En muchos casos, los cables de cobre suelen ser el objetivo principal. Dado que el cobre tiene un alto valor de reciclaje, los delincuentes cortarán directamente los cables de cobre para obtener ganancias. Al mismo tiempo, las líneas de fibra óptica se vieron inevitablemente afectadas y algunos cables ópticos fueron cortados artificialmente en actos de sabotaje o represalia, lo que provocó cortes generalizados de la red. Los conocedores de la industria enfatizan que este tipo de comportamiento no solo afecta el acceso a Internet de los hogares comunes, sino que también puede interferir con la garantía de comunicación de instituciones clave como hospitales, escuelas y servicios de emergencia.

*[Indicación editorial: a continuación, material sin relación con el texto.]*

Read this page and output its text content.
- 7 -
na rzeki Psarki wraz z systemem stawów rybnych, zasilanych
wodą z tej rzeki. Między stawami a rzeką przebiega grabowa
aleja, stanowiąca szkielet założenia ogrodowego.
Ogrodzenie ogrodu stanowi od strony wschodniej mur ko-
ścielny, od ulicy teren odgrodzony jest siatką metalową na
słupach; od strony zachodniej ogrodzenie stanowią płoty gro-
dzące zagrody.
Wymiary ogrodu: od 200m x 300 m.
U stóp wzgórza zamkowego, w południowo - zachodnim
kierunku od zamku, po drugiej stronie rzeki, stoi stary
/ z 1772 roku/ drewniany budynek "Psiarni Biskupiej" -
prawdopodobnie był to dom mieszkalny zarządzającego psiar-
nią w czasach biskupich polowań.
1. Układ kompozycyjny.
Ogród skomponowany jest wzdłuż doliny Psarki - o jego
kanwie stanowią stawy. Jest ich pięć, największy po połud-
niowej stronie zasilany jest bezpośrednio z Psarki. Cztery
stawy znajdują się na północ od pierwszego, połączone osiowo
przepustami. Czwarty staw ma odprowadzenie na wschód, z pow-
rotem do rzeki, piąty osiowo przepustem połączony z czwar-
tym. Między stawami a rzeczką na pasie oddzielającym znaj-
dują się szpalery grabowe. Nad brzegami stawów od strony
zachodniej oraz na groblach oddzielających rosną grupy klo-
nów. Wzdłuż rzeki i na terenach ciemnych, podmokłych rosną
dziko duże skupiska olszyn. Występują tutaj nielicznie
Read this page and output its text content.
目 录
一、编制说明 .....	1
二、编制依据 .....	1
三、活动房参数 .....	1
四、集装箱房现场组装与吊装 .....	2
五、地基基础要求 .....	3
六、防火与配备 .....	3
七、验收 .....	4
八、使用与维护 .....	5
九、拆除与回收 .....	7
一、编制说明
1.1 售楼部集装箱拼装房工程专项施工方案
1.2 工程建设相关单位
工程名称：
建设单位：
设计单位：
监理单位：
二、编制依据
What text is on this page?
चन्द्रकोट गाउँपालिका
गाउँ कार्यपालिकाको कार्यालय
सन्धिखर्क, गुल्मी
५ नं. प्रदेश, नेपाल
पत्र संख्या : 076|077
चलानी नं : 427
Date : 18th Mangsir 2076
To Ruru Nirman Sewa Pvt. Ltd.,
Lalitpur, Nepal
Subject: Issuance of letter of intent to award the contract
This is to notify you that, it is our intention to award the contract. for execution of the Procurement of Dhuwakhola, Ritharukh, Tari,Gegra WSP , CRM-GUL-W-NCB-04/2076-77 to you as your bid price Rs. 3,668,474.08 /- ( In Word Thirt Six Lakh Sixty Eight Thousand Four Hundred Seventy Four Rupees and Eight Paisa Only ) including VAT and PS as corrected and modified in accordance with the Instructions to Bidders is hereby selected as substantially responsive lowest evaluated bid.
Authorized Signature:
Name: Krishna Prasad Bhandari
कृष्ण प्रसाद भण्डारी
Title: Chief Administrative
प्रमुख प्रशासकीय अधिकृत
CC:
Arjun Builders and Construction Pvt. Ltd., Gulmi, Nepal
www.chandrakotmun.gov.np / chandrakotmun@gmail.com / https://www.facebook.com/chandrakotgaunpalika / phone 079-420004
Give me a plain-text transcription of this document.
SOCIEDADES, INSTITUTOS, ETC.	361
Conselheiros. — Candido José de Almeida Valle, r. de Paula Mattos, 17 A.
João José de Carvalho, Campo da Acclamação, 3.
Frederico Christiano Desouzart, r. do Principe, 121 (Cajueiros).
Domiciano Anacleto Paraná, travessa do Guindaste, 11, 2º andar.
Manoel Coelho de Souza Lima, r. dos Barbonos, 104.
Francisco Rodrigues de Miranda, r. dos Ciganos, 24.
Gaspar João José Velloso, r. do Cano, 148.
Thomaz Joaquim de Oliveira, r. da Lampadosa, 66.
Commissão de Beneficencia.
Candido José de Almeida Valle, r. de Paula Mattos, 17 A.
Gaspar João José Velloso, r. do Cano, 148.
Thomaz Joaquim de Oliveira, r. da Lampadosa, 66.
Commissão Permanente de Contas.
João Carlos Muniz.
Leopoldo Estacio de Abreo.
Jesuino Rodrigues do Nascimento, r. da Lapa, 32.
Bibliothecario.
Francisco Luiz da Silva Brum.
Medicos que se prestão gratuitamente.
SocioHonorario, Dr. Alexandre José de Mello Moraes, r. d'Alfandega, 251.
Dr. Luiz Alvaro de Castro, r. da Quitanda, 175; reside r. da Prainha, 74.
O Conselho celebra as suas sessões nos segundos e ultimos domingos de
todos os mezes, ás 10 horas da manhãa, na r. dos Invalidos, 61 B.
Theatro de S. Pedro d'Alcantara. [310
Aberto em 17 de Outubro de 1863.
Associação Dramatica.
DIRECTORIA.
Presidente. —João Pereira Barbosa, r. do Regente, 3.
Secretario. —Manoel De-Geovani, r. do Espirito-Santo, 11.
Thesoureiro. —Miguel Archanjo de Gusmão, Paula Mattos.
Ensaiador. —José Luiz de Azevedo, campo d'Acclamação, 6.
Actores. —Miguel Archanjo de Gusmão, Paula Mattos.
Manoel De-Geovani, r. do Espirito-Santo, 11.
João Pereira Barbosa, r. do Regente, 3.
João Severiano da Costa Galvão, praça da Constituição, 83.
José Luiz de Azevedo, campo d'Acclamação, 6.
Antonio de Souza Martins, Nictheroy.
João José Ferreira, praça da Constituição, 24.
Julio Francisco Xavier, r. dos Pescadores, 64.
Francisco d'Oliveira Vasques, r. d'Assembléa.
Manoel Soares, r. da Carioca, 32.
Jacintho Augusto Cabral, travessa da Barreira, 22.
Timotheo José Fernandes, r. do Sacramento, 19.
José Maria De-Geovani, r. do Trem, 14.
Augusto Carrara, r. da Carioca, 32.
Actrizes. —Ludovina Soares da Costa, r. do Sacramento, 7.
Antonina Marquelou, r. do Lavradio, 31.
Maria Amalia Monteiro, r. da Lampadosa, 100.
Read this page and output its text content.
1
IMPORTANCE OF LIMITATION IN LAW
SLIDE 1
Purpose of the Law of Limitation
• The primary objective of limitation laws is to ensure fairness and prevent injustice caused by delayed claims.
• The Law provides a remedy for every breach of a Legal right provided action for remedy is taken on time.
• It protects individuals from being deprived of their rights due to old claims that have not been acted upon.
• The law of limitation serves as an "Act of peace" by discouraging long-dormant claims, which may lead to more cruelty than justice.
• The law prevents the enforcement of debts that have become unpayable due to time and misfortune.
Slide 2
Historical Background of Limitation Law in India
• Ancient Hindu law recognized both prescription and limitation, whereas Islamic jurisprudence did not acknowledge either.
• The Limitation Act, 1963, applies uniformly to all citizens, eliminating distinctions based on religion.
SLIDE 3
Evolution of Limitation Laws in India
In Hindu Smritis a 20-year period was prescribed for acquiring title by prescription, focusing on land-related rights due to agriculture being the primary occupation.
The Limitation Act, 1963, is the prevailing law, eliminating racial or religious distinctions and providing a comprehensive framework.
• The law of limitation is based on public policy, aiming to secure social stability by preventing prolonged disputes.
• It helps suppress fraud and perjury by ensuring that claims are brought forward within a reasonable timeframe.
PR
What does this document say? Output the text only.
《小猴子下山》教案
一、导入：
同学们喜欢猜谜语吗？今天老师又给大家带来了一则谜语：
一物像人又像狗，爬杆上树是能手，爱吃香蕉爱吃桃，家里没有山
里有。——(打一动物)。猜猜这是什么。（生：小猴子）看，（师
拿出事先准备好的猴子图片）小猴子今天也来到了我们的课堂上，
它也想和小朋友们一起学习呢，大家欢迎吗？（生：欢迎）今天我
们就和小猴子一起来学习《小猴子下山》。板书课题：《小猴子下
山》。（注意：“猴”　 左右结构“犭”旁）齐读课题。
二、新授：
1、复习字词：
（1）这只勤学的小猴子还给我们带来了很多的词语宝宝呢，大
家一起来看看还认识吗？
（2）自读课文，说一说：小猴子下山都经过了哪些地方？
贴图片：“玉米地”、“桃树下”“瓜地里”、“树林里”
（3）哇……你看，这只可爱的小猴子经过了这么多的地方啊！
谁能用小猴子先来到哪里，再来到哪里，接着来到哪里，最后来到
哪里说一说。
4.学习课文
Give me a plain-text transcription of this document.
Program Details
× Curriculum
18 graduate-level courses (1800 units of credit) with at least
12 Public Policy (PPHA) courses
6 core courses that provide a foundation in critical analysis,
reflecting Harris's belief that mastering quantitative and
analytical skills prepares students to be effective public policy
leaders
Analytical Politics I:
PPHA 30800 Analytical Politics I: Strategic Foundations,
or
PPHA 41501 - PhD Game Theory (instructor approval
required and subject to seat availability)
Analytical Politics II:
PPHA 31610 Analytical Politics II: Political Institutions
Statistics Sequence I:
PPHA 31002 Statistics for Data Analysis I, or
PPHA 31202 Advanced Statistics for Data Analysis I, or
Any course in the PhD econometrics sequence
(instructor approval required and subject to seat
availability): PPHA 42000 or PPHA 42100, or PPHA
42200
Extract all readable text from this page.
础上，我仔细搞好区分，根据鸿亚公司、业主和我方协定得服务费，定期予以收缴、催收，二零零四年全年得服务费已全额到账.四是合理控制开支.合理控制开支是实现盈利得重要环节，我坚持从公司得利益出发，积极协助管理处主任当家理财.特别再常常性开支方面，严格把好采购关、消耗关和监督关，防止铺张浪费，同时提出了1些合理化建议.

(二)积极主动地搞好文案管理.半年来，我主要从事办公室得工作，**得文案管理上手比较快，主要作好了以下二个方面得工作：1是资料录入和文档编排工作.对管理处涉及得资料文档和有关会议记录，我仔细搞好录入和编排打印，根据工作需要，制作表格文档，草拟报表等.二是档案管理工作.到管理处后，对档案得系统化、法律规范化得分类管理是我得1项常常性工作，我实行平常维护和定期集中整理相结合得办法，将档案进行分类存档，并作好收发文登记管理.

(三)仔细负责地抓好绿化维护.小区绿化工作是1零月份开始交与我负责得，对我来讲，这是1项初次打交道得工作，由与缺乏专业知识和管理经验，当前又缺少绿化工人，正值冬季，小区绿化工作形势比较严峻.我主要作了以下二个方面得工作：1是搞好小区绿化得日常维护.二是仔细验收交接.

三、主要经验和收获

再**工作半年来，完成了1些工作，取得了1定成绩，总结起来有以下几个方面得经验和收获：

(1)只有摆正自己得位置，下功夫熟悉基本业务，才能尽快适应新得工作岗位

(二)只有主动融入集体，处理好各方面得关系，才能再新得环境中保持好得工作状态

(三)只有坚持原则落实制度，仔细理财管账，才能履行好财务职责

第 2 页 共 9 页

Por lo tanto, se pide que se caracterice como un "ataque terrorista" para reflejar su grave amenaza a la seguridad pública.

La propia red cableada tradicional basada en cables de cobre enfrenta problemas de envejecimiento. Muchas líneas y equipos llevan mucho tiempo instalados y no hay suficiente inversión en mantenimiento a largo plazo. Bajo la presión de un aumento en los incidentes de robo y vandalismo, los operadores están acelerando las actualizaciones de infraestructura y reemplazando las antiguas redes de cable de cobre con medios de transmisión de nueva generación, como la fibra óptica. La fibra óptica en sí no tiene un valor considerable de reciclaje de metales, pero puede proporcionar un mayor ancho de banda y velocidad de red. Esta actualización no es sólo una respuesta pasiva a la seguridad, sino que también promueve la evolución general de la red de banda ancha de EE. UU. hacia una mayor velocidad y confiabilidad.

Se informa que las organizaciones industriales relevantes han clasificado sistemáticamente en el informe el número de incidentes, el alcance del impacto y las tendencias de desarrollo, y han pedido el establecimiento de un mecanismo de coordinación más estrecho entre las autoridades reguladoras, los organismos encargados de hacer cumplir la ley y los operadores. En el futuro, con la operación de plataformas de cooperación entre operadores como STRIKE y el avance de la transformación de la fibra óptica, los operadores estadounidenses esperan frenar gradualmente el robo de cables de cobre y los daños maliciosos, reducir la frecuencia de las interrupciones de los servicios de Internet y televisión y mejorar la resiliencia general de la seguridad de las comunicaciones de la sociedad.